La benedizione di San Simplicio su Olbia e la Gallura, emozione e speranza dalla processione

Le celebrazioni e le parole del vescovo Sanguinetti.

Sarebbe semplice dire che l’atmosfera fuori dalla chiesa di San Simplicio oggi, 15 maggio, è surreale. Una parola ripetuta troppe volte in questi giorni. Ma che non sia strana non lo si può negare.

Si sente l’atmosfera della festa nel chiacchiericcio della manciata di fedeli che, in ordine sparso, attende l’uscita del Santo per la benedizione alla città. I pick up parcheggiati sul sagrato, le forze dell’ordine, i giornalisti, il coro. Tutti fuori. In attesa.

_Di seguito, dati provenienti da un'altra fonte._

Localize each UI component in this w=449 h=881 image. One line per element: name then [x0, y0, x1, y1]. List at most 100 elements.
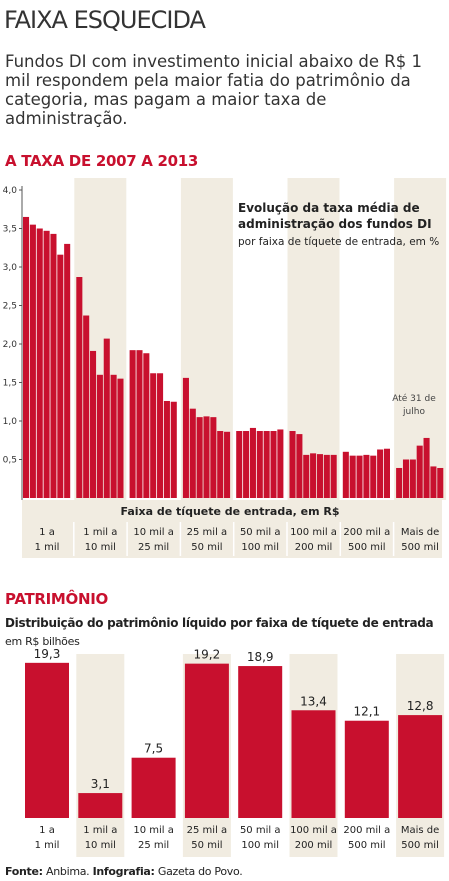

Dentro la basilica, invece, monsignor Sebastiano Sanguinetti, durante la solitaria celebrazione della messa utilizza una parola. Speranza. Speranza che viene dopo le parole inedito e surreale, come la quarantena e la città chiusa. Inedito e surreale come da vesta mamma de mesu e maju priva dei suoni, dei colori e di rumori che la caratterizzano.

Speranza è la parola che risuona nella mente di tutti – dice nella sua omelia monsignor Sanguinetti – mai come in questo momento di passaggio dai rigidi limiti degli ultimi mesi a un lento e progressivo ritorno alla normalità abbiamo bisogno di nutrirci di questa virtù teologale. Il peggio sembra, ormai, alle nostre spalle – prosegue -. E così sarà se continueremo ad usare testa e prudenza. Servirà ancora tanta pazienza e senso di responsabilità. Serviranno ancora tempo e sacrifici, ma la luce tornerà!”

“La speranza cristiana è una certezza, perché ha un fondamento, ha una garanzia sicura: Gesù Cristo. È la speranza dei Santi, la speranza che ha guidato San Simplicio fino al martirio, fino al dono della propria vita. Dio, in Cristo Gesù, è la nostra speranza, la speranza che non delude”.
E poi un pensiero rivolto alla crisi economica che attanaglia il territorio gallurese.

“È un invito e una parola di speranza attiva che volentieri rivolgo a tutti i figli e figlie di questa città e di questo incantevole territorio di Gallura e Angelina, al mondo e al lavoro imprenditoriale così provato dall’attuale drammatica contingenza, alla fascia più debole e fragile dei nostri cittadini, agli amministratori e responsabili della cosa pubblica investitori un compito senza precedenti”.

“Ma è ben nota l’intraprendenza di questo territorio. Sono sicuro che la stessa capacità di iniziativa del recente passato sarà messa a frutto per ripartire, magari con maggiore saggezza e lungimiranza, con uno sguardo più globale al modello di sviluppo, non fine a se stesso, ma amico dell’uomo e del creato”.